Estelle Laporte : Jean Hugo nait en 1894 à Paris où il commence sa carrière d’artiste après la Première Guerre mondiale durant laquelle il est mobilisé au front. Il poursuit sa carrière et termine sa vie en Camargue à l’âge de 90 ans. Son art du paysage est le témoignage du détachement qu’il prend avec le bouillonnement de la capitale. On perçoit à travers cette gouache son rythme de vie et les longues après-midi qu’il passe à arpenter la campagne. Jean Hugo se nourrit de son environnement et de ses voyages, dont il retranscrit une vision picturale poétique. L’œuvre est titrée au dos, ce qui permet de situer la scène au bord du Thouet, une rivière proche de la Loire.

Paul Pastaud : Le titre de l’œuvre au dos indique « Le Thouet à la barque ». Il s’agit d’une rivière de l’Ouest de la France qui traverse les départements des Deux-Sèvres et du Maine-et-Loire.

 

Une période de réalisation ?

Estelle Laporte : En 1929, le peintre se retire dans le sud de la France, à Lunel plus exactement, loin des mondanités parisiennes, et se consacre à la peinture. Cette œuvre a pu être peinte après son départ de Paris, dans les années 1940, à une époque où il est très croyant. A mon sens, une forte spiritualité se ressent dans cette œuvre à la fois par sa modestie, mais aussi au calme qui s’en dégage. Ce petit paysage est une immersion dans la nature et une invitation à la méditation.
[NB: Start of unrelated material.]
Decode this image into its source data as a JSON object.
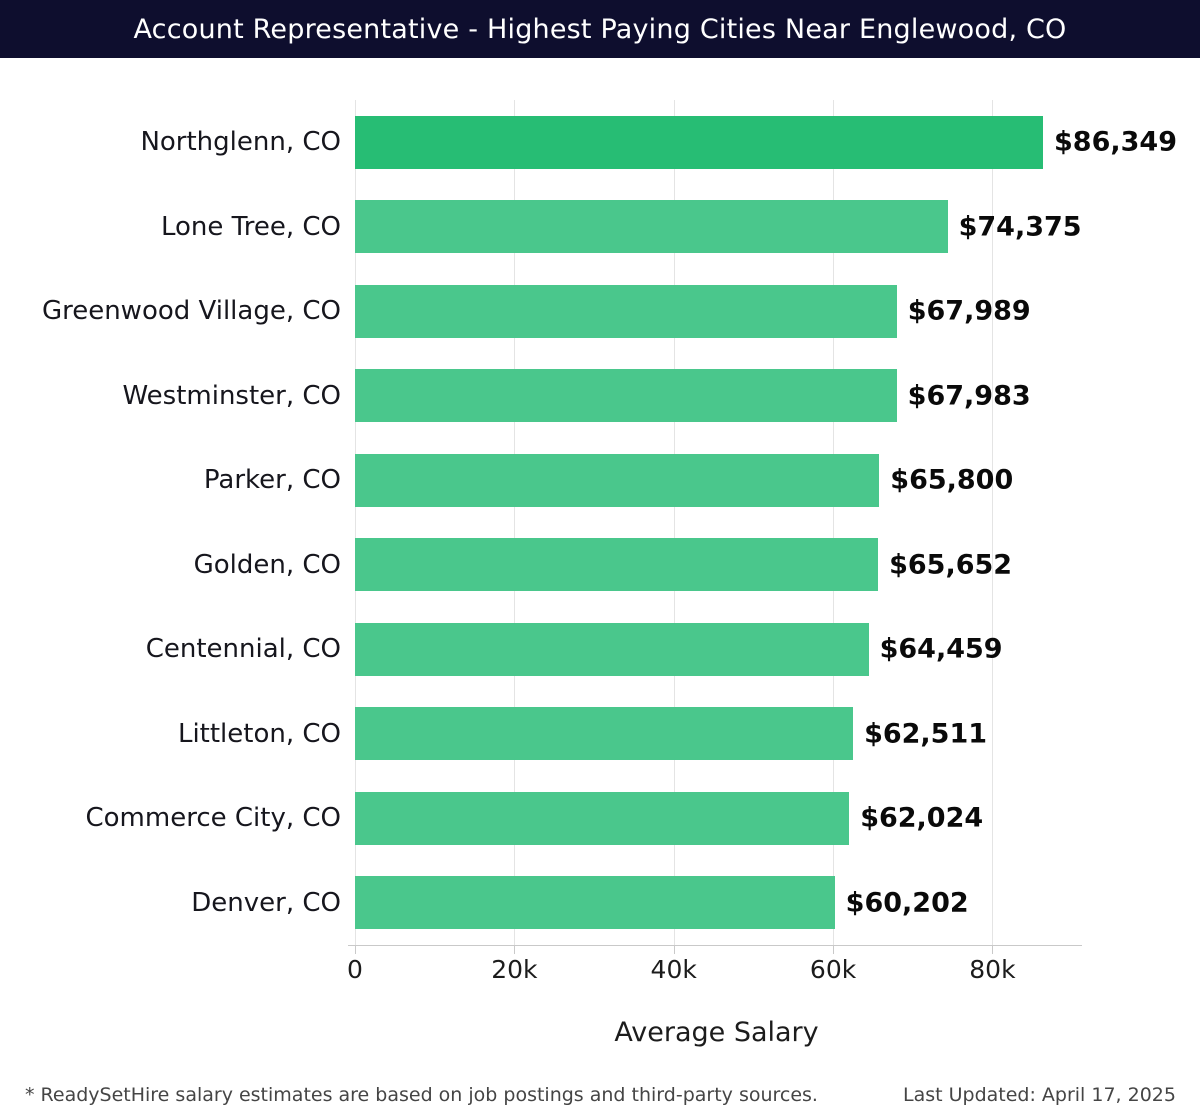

Paul Pastaud : N’étant pas daté, il est complexe de rattacher ce dessin à une période précise, même si l’on peut raisonnablement penser qu’il a été réalisé après les années 1930.

 

L’état de conservation ? 

Estelle Laporte : L’œuvre n’a pas été décadrée mais il semble que celle-ci soit en parfait état de conservation.

Paul Pastaud : Pour une œuvre sur papier, ce dessin est dans un magnifique état de fraîcheur.

 

Une estimation ?

Estelle Laporte : Pendant longtemps, les œuvres de Jean Hugo étaient plus connues et prisées des collectionneurs américains. Aujourd’hui, on peut dire que l’artiste a les honneurs du public français et, notamment, des institutions. Cet été, des expositions lui seront dédiées à l’occasion du quarantième anniversaire de sa disparition : au musée Fabre de Montpellier, au musée Paul Valéry à Sète, mais aussi au musée Médard de Lunel. Pour cette gouache, de format intéressant, au sujet bucolique et poétique, une estimation comprise entre 3 000 et 5 000 euros serait en adéquation avec les derniers résultats obtenus aux enchères. Pour connaître le résultat, rendez-vous le 24 mai à Limoges !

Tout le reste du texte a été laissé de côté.